The company claims that Hopper Chipsets and Spectrum X InfiniBand are “emerging as the de facto standard for HPC and AI.”
Software:
Nvidia is also a powerhouse in software. Software is at a US $ 1bn annual revenue run rate and the company expects this to accelerate.
“All of these things require different software stacks. That's the reason why NVIDIA has hundreds of libraries. If you don't have software, you can't open new markets. If you don't have software, you can't open and enable new applications. Software is fundamentally necessary for accelerated computing.”
“my guess is that every enterprise in the world, every software enterprise company that are deploying software in all the clouds and private clouds and on-premises, will run on NVIDIA AI Enterprise, especially obviously for our GPUs. And so, this is going to likely be a very significant business over time…. it's already at $1 billion run rate and we're really just getting started.”
Gaming
The growth in Datacentre has taken the attention from Gaming. However, the company continues to progress in Gaming as well.
“NVIDIA RTX, introduced less than six years ago, is now a massive PC platform for generative AI, enjoyed by 100 million gamers (!) and creators. The year ahead will bring major new product cycles with exceptional innovations to help propel our industry forward”.
Expenses
GAAP operating expenses rose by a modest 23% Y/Y. This was due to hiring and investment in infrastructure, both needed to keep up with the soaring growth. Given triple digit revenue growth, 23% growth in OpEx is modest, and this led to the surge in operating margins noted above.
China:
The only negative point of the results is China which represented nearly 25% of total data revenue. This fell to just 5% due to the US government restrictions on the exports of the most advanced Chips. Nvidia has shifted to shipping less complex technology which is still allowed but there is a risk the Chinese suppliers will switch to chips from local suppliers, notably Huawei, and Chinese demand may never recover for Nvidia.
Summary
This was another very strong quarter. The acceleration of the last three quarters has been one of the most remarkable I have seen for any company in decades.
The company’s comments in the earnings call and the guidance suggests this demand boom is far from over. There will be some inevitable slowdown in growth in the next few years as the law of large numbers comes into play.
Valuation
The Equity analysts are likely to increase their estimates this morning in the light of these results.
Based on current estimates, Nvidia trades at a multiple of 30x FY 25 EPS. That EPS is currently expected to grow by 74% Y/Y. If this growth is achieved (and we are inclined to give management the benefit of the doubt), the stock is not currently expensive.
Conclusion
Nvidia is a remarkable company which has the best products and services in an area which is seeing greatly unprecedented demand. It has a dominant market share in an exploding market.
On August 2023 we concluded our last note on Nvidia with the following:
“The demand momentum is currently so strong that it will continue for the next year at least and there are likely to be revenue/earnings “beats” in the next two quarters as market expectations catch up with booming demand.

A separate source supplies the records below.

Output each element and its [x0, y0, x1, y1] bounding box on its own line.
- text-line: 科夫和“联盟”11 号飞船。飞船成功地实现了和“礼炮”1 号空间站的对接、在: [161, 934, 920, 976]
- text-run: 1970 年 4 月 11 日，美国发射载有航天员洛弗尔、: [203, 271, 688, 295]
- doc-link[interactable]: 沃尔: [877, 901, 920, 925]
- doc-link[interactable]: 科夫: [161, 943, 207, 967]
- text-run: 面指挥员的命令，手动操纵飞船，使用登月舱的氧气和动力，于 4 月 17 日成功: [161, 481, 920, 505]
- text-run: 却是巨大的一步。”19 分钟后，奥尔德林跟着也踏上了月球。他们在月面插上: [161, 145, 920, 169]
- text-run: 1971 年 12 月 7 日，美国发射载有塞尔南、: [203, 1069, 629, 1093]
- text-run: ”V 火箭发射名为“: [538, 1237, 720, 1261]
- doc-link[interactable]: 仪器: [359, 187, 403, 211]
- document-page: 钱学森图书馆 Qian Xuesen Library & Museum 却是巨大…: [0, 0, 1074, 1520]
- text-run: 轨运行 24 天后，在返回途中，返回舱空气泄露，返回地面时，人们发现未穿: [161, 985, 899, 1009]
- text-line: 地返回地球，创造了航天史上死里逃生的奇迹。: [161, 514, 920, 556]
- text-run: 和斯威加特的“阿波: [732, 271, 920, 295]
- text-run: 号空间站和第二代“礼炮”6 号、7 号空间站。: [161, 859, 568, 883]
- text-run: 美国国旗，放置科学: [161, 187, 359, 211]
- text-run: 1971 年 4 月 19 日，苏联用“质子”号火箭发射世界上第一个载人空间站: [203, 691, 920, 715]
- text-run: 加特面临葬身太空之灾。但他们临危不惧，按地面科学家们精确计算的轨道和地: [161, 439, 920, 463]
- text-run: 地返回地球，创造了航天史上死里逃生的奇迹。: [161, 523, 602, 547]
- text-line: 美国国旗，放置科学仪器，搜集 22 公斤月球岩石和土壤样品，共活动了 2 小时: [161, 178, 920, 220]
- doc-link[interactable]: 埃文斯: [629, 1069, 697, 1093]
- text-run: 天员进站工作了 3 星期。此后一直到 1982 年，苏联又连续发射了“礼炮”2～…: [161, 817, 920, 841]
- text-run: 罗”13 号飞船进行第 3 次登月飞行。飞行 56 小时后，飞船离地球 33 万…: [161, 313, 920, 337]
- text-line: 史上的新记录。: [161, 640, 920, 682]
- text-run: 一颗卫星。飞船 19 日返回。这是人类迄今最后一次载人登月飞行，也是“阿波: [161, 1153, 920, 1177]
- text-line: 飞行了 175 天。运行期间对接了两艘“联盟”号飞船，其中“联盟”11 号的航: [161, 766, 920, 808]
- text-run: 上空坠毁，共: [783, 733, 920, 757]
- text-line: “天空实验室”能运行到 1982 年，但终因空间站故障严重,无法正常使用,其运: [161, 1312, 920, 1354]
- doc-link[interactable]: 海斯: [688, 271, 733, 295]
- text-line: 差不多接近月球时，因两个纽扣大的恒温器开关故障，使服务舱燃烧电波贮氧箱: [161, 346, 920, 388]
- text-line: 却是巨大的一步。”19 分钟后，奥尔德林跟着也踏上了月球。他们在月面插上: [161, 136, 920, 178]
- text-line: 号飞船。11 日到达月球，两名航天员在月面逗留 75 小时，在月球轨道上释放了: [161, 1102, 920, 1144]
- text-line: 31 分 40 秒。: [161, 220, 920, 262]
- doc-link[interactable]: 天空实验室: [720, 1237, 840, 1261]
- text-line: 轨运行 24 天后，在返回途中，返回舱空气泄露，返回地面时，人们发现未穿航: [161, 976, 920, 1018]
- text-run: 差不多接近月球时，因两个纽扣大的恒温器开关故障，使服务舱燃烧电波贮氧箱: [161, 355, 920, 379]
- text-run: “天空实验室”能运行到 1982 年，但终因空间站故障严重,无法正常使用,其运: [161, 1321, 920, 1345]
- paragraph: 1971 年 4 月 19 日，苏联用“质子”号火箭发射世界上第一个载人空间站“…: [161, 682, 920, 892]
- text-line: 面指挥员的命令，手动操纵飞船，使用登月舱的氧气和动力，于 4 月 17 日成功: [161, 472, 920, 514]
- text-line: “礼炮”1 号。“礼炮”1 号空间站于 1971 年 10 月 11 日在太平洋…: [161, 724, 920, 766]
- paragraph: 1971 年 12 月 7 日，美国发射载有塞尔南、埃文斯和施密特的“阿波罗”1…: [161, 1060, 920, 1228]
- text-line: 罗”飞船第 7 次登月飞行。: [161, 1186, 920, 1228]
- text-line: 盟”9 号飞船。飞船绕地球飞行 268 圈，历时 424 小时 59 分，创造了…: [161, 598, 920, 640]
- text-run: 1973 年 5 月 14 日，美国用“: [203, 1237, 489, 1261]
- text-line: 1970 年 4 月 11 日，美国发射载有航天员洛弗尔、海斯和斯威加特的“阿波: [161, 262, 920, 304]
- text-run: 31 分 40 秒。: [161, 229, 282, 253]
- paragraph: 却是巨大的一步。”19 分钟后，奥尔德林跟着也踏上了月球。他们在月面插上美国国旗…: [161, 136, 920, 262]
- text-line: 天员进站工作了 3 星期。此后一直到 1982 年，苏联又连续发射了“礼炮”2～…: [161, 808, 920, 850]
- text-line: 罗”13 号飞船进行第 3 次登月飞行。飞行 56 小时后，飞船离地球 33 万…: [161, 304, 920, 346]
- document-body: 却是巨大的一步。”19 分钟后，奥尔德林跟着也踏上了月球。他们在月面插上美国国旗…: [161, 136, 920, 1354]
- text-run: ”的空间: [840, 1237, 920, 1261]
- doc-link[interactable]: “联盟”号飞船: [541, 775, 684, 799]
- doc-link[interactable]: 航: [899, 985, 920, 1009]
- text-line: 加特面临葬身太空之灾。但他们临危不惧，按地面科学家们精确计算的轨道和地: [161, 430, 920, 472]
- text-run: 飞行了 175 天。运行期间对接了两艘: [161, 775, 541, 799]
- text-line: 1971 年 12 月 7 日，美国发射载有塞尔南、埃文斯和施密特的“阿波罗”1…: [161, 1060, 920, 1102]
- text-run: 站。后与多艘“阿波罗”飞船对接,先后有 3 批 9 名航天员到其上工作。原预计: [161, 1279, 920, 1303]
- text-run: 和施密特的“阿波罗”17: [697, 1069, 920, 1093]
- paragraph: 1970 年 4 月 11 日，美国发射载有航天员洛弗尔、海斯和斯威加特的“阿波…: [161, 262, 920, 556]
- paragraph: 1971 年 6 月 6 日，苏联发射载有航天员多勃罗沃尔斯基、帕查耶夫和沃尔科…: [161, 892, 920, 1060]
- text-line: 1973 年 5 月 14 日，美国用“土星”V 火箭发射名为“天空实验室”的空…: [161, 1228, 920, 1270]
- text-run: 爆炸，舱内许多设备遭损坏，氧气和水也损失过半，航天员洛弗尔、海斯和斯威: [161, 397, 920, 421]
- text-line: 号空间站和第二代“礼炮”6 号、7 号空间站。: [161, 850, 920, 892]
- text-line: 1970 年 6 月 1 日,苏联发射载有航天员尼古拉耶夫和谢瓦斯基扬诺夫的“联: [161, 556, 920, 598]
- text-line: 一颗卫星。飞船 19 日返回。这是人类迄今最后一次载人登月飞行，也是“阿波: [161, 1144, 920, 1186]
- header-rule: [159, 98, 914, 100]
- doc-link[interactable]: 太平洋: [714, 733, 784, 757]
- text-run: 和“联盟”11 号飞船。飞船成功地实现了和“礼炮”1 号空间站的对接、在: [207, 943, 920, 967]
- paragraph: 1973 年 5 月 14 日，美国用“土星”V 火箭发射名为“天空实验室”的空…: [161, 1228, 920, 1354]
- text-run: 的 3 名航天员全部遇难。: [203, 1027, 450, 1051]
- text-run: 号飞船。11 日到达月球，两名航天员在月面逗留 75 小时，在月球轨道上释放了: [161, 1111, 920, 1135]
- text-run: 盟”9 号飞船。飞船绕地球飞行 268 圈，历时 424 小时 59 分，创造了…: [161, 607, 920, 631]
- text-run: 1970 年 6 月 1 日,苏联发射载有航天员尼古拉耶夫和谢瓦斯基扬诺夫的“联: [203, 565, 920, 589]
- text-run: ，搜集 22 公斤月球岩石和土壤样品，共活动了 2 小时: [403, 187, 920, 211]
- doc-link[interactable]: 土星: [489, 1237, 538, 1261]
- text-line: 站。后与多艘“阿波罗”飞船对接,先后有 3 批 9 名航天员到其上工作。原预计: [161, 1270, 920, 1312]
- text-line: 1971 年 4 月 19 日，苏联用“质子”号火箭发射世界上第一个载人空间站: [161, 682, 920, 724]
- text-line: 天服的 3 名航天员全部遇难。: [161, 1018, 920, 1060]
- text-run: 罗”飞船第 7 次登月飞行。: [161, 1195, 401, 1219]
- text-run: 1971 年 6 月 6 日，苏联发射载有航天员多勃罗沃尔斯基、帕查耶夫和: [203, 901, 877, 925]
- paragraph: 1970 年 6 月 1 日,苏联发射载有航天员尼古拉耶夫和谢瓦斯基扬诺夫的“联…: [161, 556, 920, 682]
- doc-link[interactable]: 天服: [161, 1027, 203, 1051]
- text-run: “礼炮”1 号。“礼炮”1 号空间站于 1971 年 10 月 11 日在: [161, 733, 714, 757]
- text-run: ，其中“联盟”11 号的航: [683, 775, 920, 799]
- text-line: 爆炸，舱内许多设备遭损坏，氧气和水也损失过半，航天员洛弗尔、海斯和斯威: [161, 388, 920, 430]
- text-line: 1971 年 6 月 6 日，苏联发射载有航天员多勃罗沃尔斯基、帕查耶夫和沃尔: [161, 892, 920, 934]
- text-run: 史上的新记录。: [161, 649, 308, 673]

We will continue to hold the stock as we believe earnings growth will be strong enough to justify the current valuation. However, we are not adding to our current position. In the meantime, we will continue to track the company closely.”

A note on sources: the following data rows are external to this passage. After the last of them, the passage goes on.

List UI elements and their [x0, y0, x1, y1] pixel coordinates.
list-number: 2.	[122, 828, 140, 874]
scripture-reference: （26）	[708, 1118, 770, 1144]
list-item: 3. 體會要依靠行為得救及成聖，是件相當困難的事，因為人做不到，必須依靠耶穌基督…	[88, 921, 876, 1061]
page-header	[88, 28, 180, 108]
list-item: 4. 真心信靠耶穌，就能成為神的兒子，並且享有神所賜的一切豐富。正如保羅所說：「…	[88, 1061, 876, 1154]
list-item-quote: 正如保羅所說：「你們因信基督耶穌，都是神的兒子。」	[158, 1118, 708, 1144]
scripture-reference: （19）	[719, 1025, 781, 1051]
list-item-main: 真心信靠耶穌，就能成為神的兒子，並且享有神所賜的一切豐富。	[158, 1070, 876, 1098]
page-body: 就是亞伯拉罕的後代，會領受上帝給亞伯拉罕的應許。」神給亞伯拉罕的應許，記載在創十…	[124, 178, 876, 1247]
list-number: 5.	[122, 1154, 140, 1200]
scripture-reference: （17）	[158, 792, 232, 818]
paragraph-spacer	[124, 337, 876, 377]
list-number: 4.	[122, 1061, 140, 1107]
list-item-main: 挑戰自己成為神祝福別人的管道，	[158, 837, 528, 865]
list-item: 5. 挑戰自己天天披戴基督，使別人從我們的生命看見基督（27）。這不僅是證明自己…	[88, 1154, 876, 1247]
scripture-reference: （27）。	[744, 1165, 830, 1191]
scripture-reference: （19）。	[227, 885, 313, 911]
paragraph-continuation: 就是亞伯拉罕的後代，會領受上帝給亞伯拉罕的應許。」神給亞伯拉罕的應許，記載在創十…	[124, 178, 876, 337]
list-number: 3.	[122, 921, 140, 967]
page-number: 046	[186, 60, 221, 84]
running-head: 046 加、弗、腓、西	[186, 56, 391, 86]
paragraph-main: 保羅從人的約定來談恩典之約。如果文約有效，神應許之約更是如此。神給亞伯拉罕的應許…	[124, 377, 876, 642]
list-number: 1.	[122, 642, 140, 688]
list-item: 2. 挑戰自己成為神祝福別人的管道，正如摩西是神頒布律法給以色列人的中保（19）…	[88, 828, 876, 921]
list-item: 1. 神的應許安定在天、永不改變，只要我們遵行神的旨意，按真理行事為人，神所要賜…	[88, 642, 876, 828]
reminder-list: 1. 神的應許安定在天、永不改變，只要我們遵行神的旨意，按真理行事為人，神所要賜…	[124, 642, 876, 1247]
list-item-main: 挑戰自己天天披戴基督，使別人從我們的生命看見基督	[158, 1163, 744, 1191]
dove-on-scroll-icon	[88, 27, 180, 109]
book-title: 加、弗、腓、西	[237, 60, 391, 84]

We originally had a 2.0% allocation to Nvdia with the view to increasing it to 4% if the stock fell. However, we took our eye off the ball and the market never gave us the chance to increase to 4%.
Our 2.0% allocation now accounts for 7% of our portfolio. If we had originally bitten the bullet and allocated 4%, Nvidia would now be worth much more.
The lesson here is we should have remembered the words of two wise investors.
“When it rains gold, put out the bucket, not the thimble." - Warren Buffett.
“The wise ones bet heavily when the world offers them that opportunity. They bet big when they have the odds. And the rest of the time, they don't. It's just that simple.” - Charlie Munger.
We are going to increase our allocation to Nvidia today by 2%.